Quittant le lieu de ses dévotions, Nouschirwan monta sur le trône et son armée s’apprêta à partir.
Les trompettes et les timbales d’airain résonnèrent à la porte du palais ; le roi invoqua Dieu, de qui vient tout bonheur, les troupes montèrent à cheval et l’on apprêta les bagages, l’or, les brocarts, les couronnes, les ceintures, le trésor d’argent et le trésor de pierreries, les chevaux, les femmes voilées, les couronnes, la litière de turquoises et le trône d’ivoire.

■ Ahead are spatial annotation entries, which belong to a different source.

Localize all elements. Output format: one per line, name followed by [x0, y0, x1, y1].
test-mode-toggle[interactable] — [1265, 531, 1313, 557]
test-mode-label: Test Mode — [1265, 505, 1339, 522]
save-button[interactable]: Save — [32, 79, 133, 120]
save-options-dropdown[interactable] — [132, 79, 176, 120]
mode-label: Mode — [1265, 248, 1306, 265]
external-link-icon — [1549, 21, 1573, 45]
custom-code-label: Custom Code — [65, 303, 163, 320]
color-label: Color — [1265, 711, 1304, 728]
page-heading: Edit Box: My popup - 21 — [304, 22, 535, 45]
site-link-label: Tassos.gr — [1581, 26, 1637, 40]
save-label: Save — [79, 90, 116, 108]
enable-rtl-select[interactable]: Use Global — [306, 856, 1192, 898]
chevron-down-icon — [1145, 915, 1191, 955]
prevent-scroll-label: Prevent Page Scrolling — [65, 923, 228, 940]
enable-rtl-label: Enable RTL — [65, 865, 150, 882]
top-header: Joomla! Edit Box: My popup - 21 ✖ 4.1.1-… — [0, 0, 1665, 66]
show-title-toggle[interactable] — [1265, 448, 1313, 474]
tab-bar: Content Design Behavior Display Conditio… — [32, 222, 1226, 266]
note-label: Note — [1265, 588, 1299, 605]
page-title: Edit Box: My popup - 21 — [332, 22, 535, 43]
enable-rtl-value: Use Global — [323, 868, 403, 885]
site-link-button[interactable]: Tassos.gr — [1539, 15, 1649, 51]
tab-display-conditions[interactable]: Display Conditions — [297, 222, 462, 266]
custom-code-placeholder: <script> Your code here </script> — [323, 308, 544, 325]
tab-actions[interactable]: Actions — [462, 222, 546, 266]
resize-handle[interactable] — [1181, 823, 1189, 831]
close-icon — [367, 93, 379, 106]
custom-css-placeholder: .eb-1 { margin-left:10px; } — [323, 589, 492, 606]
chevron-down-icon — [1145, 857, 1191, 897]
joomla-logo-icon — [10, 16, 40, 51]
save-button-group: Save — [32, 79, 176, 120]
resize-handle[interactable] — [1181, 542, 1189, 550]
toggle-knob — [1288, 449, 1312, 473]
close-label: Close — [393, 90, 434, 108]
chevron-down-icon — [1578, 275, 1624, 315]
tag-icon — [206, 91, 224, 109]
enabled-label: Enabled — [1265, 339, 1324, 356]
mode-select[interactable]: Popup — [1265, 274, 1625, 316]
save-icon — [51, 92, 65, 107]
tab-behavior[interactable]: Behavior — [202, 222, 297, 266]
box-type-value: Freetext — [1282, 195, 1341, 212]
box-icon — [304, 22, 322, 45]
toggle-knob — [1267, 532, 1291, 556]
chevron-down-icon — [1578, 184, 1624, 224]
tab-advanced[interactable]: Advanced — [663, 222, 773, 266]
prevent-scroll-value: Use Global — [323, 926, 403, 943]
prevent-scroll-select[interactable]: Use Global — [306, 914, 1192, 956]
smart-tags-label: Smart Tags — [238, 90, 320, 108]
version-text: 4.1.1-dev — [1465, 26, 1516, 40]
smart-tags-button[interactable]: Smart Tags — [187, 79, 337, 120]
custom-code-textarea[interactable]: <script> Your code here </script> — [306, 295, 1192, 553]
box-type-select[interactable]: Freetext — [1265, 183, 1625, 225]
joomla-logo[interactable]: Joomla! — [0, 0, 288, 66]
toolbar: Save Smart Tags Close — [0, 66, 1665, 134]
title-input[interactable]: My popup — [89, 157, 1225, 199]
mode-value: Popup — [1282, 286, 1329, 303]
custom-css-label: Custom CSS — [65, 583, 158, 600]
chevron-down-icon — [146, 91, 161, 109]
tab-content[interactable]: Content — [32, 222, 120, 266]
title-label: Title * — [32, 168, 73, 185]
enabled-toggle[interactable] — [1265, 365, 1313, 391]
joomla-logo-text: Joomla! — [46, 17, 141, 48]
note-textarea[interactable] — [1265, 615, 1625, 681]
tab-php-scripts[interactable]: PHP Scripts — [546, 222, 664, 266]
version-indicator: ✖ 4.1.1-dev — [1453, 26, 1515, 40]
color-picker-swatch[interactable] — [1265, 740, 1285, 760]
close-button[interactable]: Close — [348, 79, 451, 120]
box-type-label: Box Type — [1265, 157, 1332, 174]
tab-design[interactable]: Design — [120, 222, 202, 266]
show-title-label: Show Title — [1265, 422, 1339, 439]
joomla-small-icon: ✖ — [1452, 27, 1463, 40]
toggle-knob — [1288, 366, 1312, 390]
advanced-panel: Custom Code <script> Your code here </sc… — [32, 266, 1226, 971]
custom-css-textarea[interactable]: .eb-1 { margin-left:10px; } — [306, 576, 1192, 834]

Les servantes qui charmaient les cœurs et les serviteurs de toute espèce montèrentà cheval, et, tout étant prêt, les montures et leurs charges, le roi les envoya a Thisifoun, précédés par la Chinoise idolâtre.
Ils partirent à une heure propice et l’esprit serein, la reine entourée des eunuques.
Mihran Sitad, le Grand Mobed, accompagna la reine, fille du Khakan ; le trésor et les bagages se dirigèrent vers Thisifoun et aucun des héros ne resta en arrière.
Tous les vaillants amis du roi, tous les Perses partirent pour Ader Abadgan ; une foule venue de tous les pays se rassembla ; les hommes du Ghilan et de Deïlem, des montagnes des Beloutchis, du désert de Seroudj et les gens du Coutch, qui frappent de l’épée, arrivèrent tous devant l’enceinte des tentes du roi, chargés de présents et d’offrandes.
Le grand roi fut heureux de voir que les griffes des loups n’atteignaient plus les brebis.
Depuis que le monde existait, il n’y avait pas en un seul homme du Coutch qui n’eût été une source de maux et d’angoisses pour le pays d’alentour ; mais, par l’iull uence de la majesté de Kesra, le maître de la terre, le monde avait changé et était devenu respectueux et doux.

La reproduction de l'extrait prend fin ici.